Neste mês de junho, e considerando apenas os seus primeiros quinze dias, as vendas de carros 100% elétricos no Brasil chegaram a quase 29 mil unidades no acumulado do ano. Isso representa um volume maior do que as vendas do segmento nos anos de 2023 e 2022 somados.

É isso mesmo: antes mesmo de completarmos a primeira metade do ano, as vendas de carros elétricos no Brasil em 2024 superaram, e com boa folga, o total alcançado em todo o ano passado (19 mil) mais as vendas do total do ano retrasado (8,5 mil). 

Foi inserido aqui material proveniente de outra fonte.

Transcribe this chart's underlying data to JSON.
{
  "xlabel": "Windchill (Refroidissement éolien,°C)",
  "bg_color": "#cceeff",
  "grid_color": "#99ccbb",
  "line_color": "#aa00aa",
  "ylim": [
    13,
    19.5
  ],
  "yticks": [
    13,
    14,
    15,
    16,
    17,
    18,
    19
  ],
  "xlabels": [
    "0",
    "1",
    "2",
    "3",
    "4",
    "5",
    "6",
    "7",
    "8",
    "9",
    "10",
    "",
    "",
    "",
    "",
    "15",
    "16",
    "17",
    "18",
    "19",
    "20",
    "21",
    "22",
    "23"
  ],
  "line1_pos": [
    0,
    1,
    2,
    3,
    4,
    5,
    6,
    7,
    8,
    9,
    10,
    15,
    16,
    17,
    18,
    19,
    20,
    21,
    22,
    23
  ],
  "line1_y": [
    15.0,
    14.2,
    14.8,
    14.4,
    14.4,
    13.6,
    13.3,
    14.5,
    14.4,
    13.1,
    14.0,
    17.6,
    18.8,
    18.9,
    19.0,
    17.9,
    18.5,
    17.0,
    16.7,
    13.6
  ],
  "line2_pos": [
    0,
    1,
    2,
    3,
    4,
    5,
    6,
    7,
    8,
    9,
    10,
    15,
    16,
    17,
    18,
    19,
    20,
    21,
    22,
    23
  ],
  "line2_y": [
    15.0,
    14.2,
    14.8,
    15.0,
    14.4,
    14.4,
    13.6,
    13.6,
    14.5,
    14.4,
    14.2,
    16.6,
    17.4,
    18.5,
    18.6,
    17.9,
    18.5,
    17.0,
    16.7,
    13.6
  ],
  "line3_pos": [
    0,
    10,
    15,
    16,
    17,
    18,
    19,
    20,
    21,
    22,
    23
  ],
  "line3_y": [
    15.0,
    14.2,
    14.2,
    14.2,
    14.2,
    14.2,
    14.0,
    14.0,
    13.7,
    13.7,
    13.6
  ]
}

Sim, tivemos muitas novidades no segmento. É verdade. Mas não me escapa uma sensação de que quanto mais se criticam os carros elétricos, mais eles geram interesse do consumidor brasileiro, sabidamente ávido por novidades. E que, ao buscar conhecer seriamente o produto, a compra é quase inevitável, mesmo com preço maior na comparação com os modelos a combustão – e mesmo com a volta do imposto de importação.

Na prática, é como se os compradores brasileiros de carros elétricos fossem os negacionistas dos negacionistas.
Diante dos números eu poderia dizer um jargão típico de redes sociais: chora, haters! Mas vou preferir ficar com uma livre adaptação, para evitar alimentar o discurso de ódio. Obrigado, haters!